At present there many commercial profilers that are fast (according to the definition above). So, why don’t people use profiling tools then?

I think the confusion comes from the fact that there are different profiler types and some of them are fast while others are slow. Lets see what these profiler types are. It is common to classify profiling tools into two major categories:

memory profilers
performance profilers

Memory profilers are used when one wants to solve memory related issues like memory leaks, high memory consumption and so on. Performance profilers are used when one wants to solve performance related issues like high CPU usage or concurrency related problems. These categories are not set in stone though. For example too much memory allocation/consumption can cause performance issues.

Lets see why some performance profilers are fast while others are slow. All profilers, and performance profilers in particular, can be classified in yet another two categories:

event-based profilers (also called tracing profilers)
statistical profilers (also called sampling profilers)

Event-based profilers collect data on events from a well-defined event set. Such event set may contain events for enter/leave function, object allocation, thrown exception and so on. Statistical profilers usually collect data/samples on regular intervals (e.g. take a sample on every 5 milliseconds).

At first, it is not obvious whether event-based/tracing profilers are faster or slower than statistical/sampling ones. So, lets first have a look the the current OOP platforms. For the sake of simplicity we will have a look at the current .NET platform.

Each .NET application makes use of the .NET Base Class Library (BCL). Because of current OOP design principles most frameworks/libraries have a small set of public interfaces and a fair amount of private encapsulated APIs. Lets look at the picture above. As you see your application can call only a small number of public BCL interfaces while they in turn can call much more richer APIs. So, you see only the “tip of the iceberg”. It is a common scenario when a single call to a public BCL interface results in a few dozen private interface calls.

Lets have an application that runs for 10 seconds and examine the following two scenarios.

Scenario 1

The application makes heavy usage of “chatty” interface calls.
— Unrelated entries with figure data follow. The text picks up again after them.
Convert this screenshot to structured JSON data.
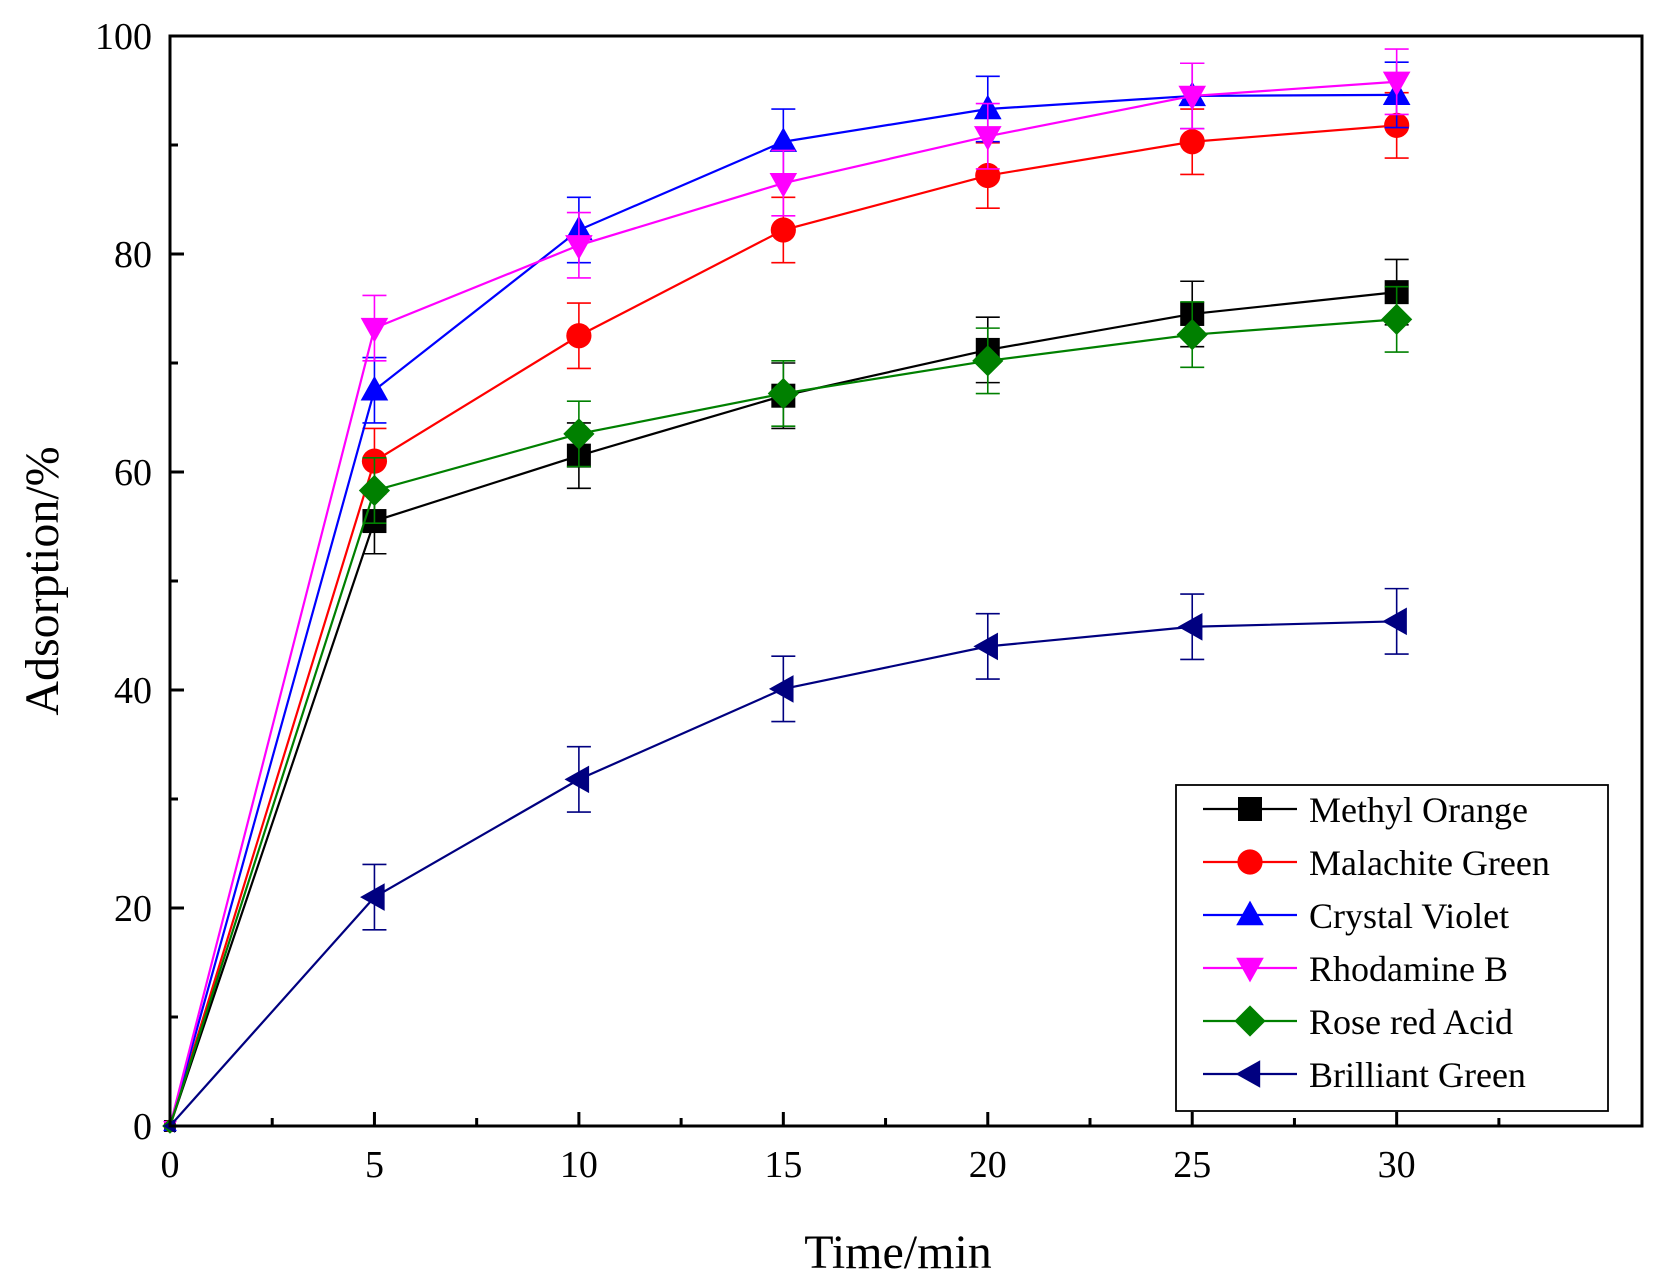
{
  "chart_data": {
    "type": "line",
    "title": "",
    "xlabel": "Time/min",
    "ylabel": "Adsorption/%",
    "xlim": [
      0,
      36
    ],
    "ylim": [
      0,
      100
    ],
    "x_ticks": [
      0,
      5,
      10,
      15,
      20,
      25,
      30
    ],
    "x_tick_labels": [
      "0",
      "5",
      "10",
      "15",
      "20",
      "25",
      "30"
    ],
    "y_ticks": [
      0,
      20,
      40,
      60,
      80,
      100
    ],
    "y_tick_labels": [
      "0",
      "20",
      "40",
      "60",
      "80",
      "100"
    ],
    "x_minor_ticks": [
      2.5,
      7.5,
      12.5,
      17.5,
      22.5,
      27.5,
      32.5
    ],
    "y_minor_ticks": [
      10,
      30,
      50,
      70,
      90
    ],
    "grid": false,
    "legend_position": "bottom-right",
    "x": [
      0,
      5,
      10,
      15,
      20,
      25,
      30
    ],
    "series": [
      {
        "name": "Methyl Orange",
        "color": "#000000",
        "marker": "square",
        "values": [
          0,
          55.5,
          61.5,
          67.0,
          71.2,
          74.5,
          76.5
        ],
        "errors": [
          0,
          3,
          3,
          3,
          3,
          3,
          3
        ]
      },
      {
        "name": "Malachite Green",
        "color": "#ff0000",
        "marker": "circle",
        "values": [
          0,
          61.0,
          72.5,
          82.2,
          87.2,
          90.3,
          91.8
        ],
        "errors": [
          0,
          3,
          3,
          3,
          3,
          3,
          3
        ]
      },
      {
        "name": "Crystal Violet",
        "color": "#0000ff",
        "marker": "triangle-up",
        "values": [
          0,
          67.5,
          82.2,
          90.3,
          93.3,
          94.5,
          94.6
        ],
        "errors": [
          0,
          3,
          3,
          3,
          3,
          3,
          3
        ]
      },
      {
        "name": "Rhodamine B",
        "color": "#ff00ff",
        "marker": "triangle-down",
        "values": [
          0,
          73.2,
          80.8,
          86.5,
          90.8,
          94.5,
          95.8
        ],
        "errors": [
          0,
          3,
          3,
          3,
          3,
          3,
          3
        ]
      },
      {
        "name": "Rose red Acid",
        "color": "#008000",
        "marker": "diamond",
        "values": [
          0,
          58.3,
          63.5,
          67.2,
          70.2,
          72.6,
          74.0
        ],
        "errors": [
          0,
          3,
          3,
          3,
          3,
          3,
          3
        ]
      },
      {
        "name": "Brilliant Green",
        "color": "#000080",
        "marker": "triangle-left",
        "values": [
          0,
          21.0,
          31.8,
          40.1,
          44.0,
          45.8,
          46.3
        ],
        "errors": [
          0,
          3,
          3,
          3,
          3,
          3,
          3
        ]
      }
    ]
  }
}
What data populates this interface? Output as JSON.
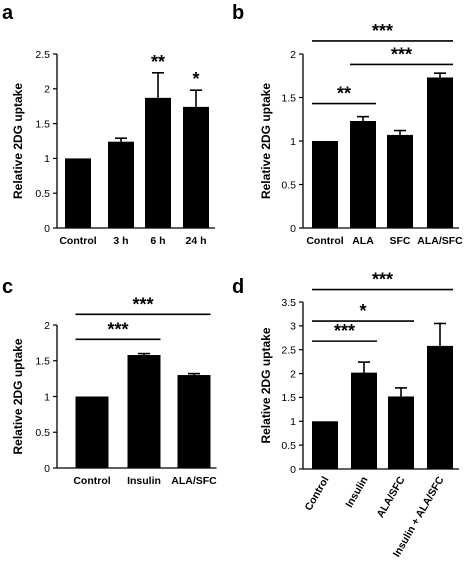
{
  "chart_data": [
    {
      "panel": "a",
      "type": "bar",
      "ylabel": "Relative 2DG uptake",
      "ylim": [
        0,
        2.5
      ],
      "yticks": [
        "0",
        "0.5",
        "1",
        "1.5",
        "2",
        "2.5"
      ],
      "yticks_values": [
        0,
        0.5,
        1,
        1.5,
        2,
        2.5
      ],
      "categories": [
        "Control",
        "3 h",
        "6 h",
        "24 h"
      ],
      "values": [
        1.0,
        1.24,
        1.87,
        1.74
      ],
      "errors": [
        0.0,
        0.05,
        0.36,
        0.24
      ],
      "bar_labels": [
        "",
        "",
        "**",
        "*"
      ],
      "brackets": []
    },
    {
      "panel": "b",
      "type": "bar",
      "ylabel": "Relative 2DG uptake",
      "ylim": [
        0,
        2
      ],
      "yticks": [
        "0",
        "0.5",
        "1",
        "1.5",
        "2"
      ],
      "yticks_values": [
        0,
        0.5,
        1,
        1.5,
        2
      ],
      "categories": [
        "Control",
        "ALA",
        "SFC",
        "ALA/SFC"
      ],
      "values": [
        1.0,
        1.23,
        1.07,
        1.73
      ],
      "errors": [
        0.0,
        0.05,
        0.05,
        0.05
      ],
      "bar_labels": [
        "",
        "",
        "",
        ""
      ],
      "brackets": [
        {
          "from": 0,
          "to": 1,
          "y": 1.43,
          "label": "**"
        },
        {
          "from": 1,
          "to": 3,
          "y": 1.88,
          "label": "***"
        },
        {
          "from": 0,
          "to": 3,
          "y": 2.15,
          "label": "***"
        }
      ]
    },
    {
      "panel": "c",
      "type": "bar",
      "ylabel": "Relative 2DG uptake",
      "ylim": [
        0,
        2
      ],
      "yticks": [
        "0",
        "0.5",
        "1",
        "1.5",
        "2"
      ],
      "yticks_values": [
        0,
        0.5,
        1,
        1.5,
        2
      ],
      "categories": [
        "Control",
        "Insulin",
        "ALA/SFC"
      ],
      "values": [
        1.0,
        1.58,
        1.3
      ],
      "errors": [
        0.0,
        0.02,
        0.02
      ],
      "bar_labels": [
        "",
        "",
        ""
      ],
      "brackets": [
        {
          "from": 0,
          "to": 1,
          "y": 1.8,
          "label": "***"
        },
        {
          "from": 0,
          "to": 2,
          "y": 2.15,
          "label": "***"
        }
      ]
    },
    {
      "panel": "d",
      "type": "bar",
      "ylabel": "Relative 2DG uptake",
      "ylim": [
        0,
        3.5
      ],
      "yticks": [
        "0",
        "0.5",
        "1",
        "1.5",
        "2",
        "2.5",
        "3",
        "3.5"
      ],
      "yticks_values": [
        0,
        0.5,
        1,
        1.5,
        2,
        2.5,
        3,
        3.5
      ],
      "categories": [
        "Control",
        "Insulin",
        "ALA/SFC",
        "Insulin + ALA/SFC"
      ],
      "values": [
        1.0,
        2.02,
        1.52,
        2.58
      ],
      "errors": [
        0.0,
        0.22,
        0.18,
        0.47
      ],
      "bar_labels": [
        "",
        "",
        "",
        ""
      ],
      "brackets": [
        {
          "from": 0,
          "to": 1,
          "y": 2.68,
          "label": "***"
        },
        {
          "from": 0,
          "to": 2,
          "y": 3.1,
          "label": "*"
        },
        {
          "from": 0,
          "to": 3,
          "y": 3.76,
          "label": "***"
        }
      ]
    }
  ]
}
It is easy to make 1000 method calls per second. In case of event-based/tracing performance profiler you have to process 20000 events (10000 enter function events + 10000 leave function events). In case of statistical/sampling performance profiler (assuming that the profiler collects data every 5 ms) your profiler have to process 2000 events. So, it is relatively safe to conclude that the tracing profiler will be slower than the sampling one. And this is the behavior that we most often see.

Scenario 2

Suppose your application is computation bound and performs a lot of loops and simple math operations. It is even possible that your “main” method calls a single BCL method (e.g. Console.WriteLine) only. In this case your event-based/tracing performance profiler have to process a few events only while the statistical/sampling performance profiler have to process 2000 events again. So, in this scenario is much safe to say that the tracing profiler will be faster than the sampling one.

In reality, statistical/sampling profilers have constant 2-10% overhead. Event-based/tracing profilers often have 300-1000% overhead.

Tracing or Sampling Profiler

The rule of thumb is that you should start with a sampling profiler. If you cannot solve the performance issue then you should go for a tracing profiler. Tracing profilers usually collect much more data that helps to get better understanding about the performance issue.

[Note: If you are not interested in the theoretical explanation you can skip the following two paragraphs.]

If you’ve read carefully the last sentence then you’ve seen that I’ve made the implication that the more data the profiler has collected the easier you are going to solve the performance problem. Well, that’s not entirely true. You don’t really need data. As Richard Hamming said “The purpose of computing is insight, not numbers”. So, we don’t need data but rather “insight”. How do we define “insight” then? Well, the answer comes from relatively young information management and knowledge management. We define data, information, knowledge and wisdom as follows:

data: numbers/symbols
information: useful data that helps to answer “who”, “what”, “where” and “when” questions; information is usually processed data
knowledge: further processed information; it helps to answer “how” questions
wisdom: processed and understood knowledge; it helps to answer “why” questions

So, it seems that we are looking for “information”. Here the algorithmic information theory comes to help. This theory is a mixture of Claude Shannon’s information theory and Alan Turing’s theory of computation. Andrey Kolmogorov and more recently Gregory Chaitin had defined quantitative measures of information. Though they followed different approaches an important consequence they made is that the output from any computation cannot contain more information than was the input in first place.

Conclusion

Drawing parallel back to profiling we now understand why sometimes we have to use event-based/tracing profilers. As always, everything comes at a price. Don’t be biased that profiling tools are slow. Use them and make your software better.